Today as our nations increasingly fracture along political, economic, and religious fault lines, our microcultures are all the more relevant. For those dispossessed of their heritage through policy and mass market culture, the persistence of microcultures gives those who seek them a solid underpinning. Evidence of this is seen as many people in Ontario from traditional French Canadian backgrounds have begun asserting and identifying more strongly with their Métis ancestry. Where one has been turned largely into a multicultural linguistic community, the other offers the same traditions with the added benefit of political power.

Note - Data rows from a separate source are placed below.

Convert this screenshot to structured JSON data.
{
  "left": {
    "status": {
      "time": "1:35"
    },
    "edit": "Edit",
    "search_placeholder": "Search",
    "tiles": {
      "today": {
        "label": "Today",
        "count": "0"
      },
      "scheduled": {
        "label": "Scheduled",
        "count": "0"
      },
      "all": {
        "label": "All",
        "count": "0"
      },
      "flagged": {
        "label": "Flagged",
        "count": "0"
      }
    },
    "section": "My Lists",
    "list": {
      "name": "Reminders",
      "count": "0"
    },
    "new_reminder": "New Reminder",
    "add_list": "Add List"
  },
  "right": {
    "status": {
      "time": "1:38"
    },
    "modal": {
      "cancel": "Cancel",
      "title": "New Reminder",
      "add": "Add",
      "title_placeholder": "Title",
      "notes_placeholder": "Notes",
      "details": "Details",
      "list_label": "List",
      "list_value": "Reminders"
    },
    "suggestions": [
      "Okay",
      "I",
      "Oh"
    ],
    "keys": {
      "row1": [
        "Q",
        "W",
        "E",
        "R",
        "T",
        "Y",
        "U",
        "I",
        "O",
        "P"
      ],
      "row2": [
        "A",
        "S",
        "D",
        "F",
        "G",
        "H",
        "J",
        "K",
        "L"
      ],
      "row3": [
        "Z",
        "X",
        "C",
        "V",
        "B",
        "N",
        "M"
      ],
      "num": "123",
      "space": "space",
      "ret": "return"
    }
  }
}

The term ‘subculture’ brings to mind Beatniks or punk rockers, not French Canadians and Métis. ‘Microculture’ on the other hand demonstrates our reality: that which is largely unseen, yet retains a significant impact on individual lives and scattered communities. Such a term does not betray our ancestors nor does it minimize the strength of our story. Whether you agree with my take on ‘microculture’ versus ‘subculture’ I would suggest that the more we discuss elements of our cultures like this, the more likely we are to see them continue into future generations and the more likely our story will survive. Such things matter because in bringing subtle distinctions like this to the surface we show that we are invested in our cultures. Most microcultures do not have the advantages of wealth or visibility to carry them into the future. We have our heritage, our traditions and our intellects – fundamentals that should hold us in good stead for ages to come.